An Irishwoman's Diary

My friend Fionnuala was only being practical when she told me I was the last person on earth she would choose to go on holiday…

My friend Fionnuala was only being practical when she told me I was the last person on earth she would choose to go on holiday with. I'm the friend who forgets/loses/accidentally destroys tickets/money/passport when venturing anywhere outside my own front door. That's why I spent 24 hours in a very draughty Split airport a few months ago. For five years in a row I lost my return train ticket from the Scoil na nOg Gaeltacht in Cork. You get the picture.

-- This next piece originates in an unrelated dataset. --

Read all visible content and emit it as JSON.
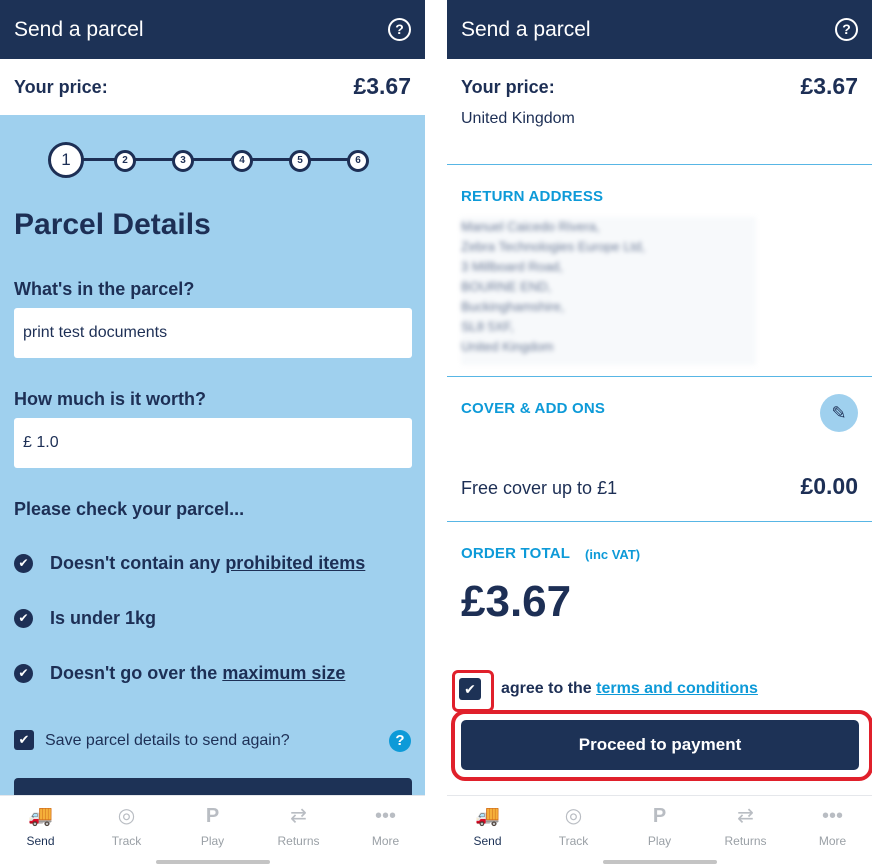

Nothing went missing on a recent trip to the US but I have given my friend a few other reasons to add to her list of reasons not to go on holidays with me. Day 1: My husband wisely takes charge of the travel documents so we manage to get on the Aer Lingus plane at Dublin Airport, where we remain for the next four-and-a-half hours. Perhaps aware of my travel jinx status, SIPTU has chosen that day to immobilise the airport. American passengers say it would never happen in the US and mumble darkly about blasting the offending strikers with water cannons. Sounds logical at the time. We are put up in the swish Portmarnock Golflinks Hotel by Aer Lingus. I impress some American strandees with the knowledge that this is the same hotel Mary McAleese stayed in the night before her inauguration. A couple of pints later I also tell them that although myself and my husband were married three years ago we are "sort of on our honeymoon". As a result, every time we walk through the hotel lobby people shout, "Oh look, it's the honeymoon couple." My privacy-shielding husband is mortified and keeps calling me bigmouth. Not the best start to our, ahem, honeymoon.

The Scratcher

Day 2: Good news. Most airlines, even (boo, hiss) Ryanair, are now flying out of Dublin. Bad news. Aer Lingus is not.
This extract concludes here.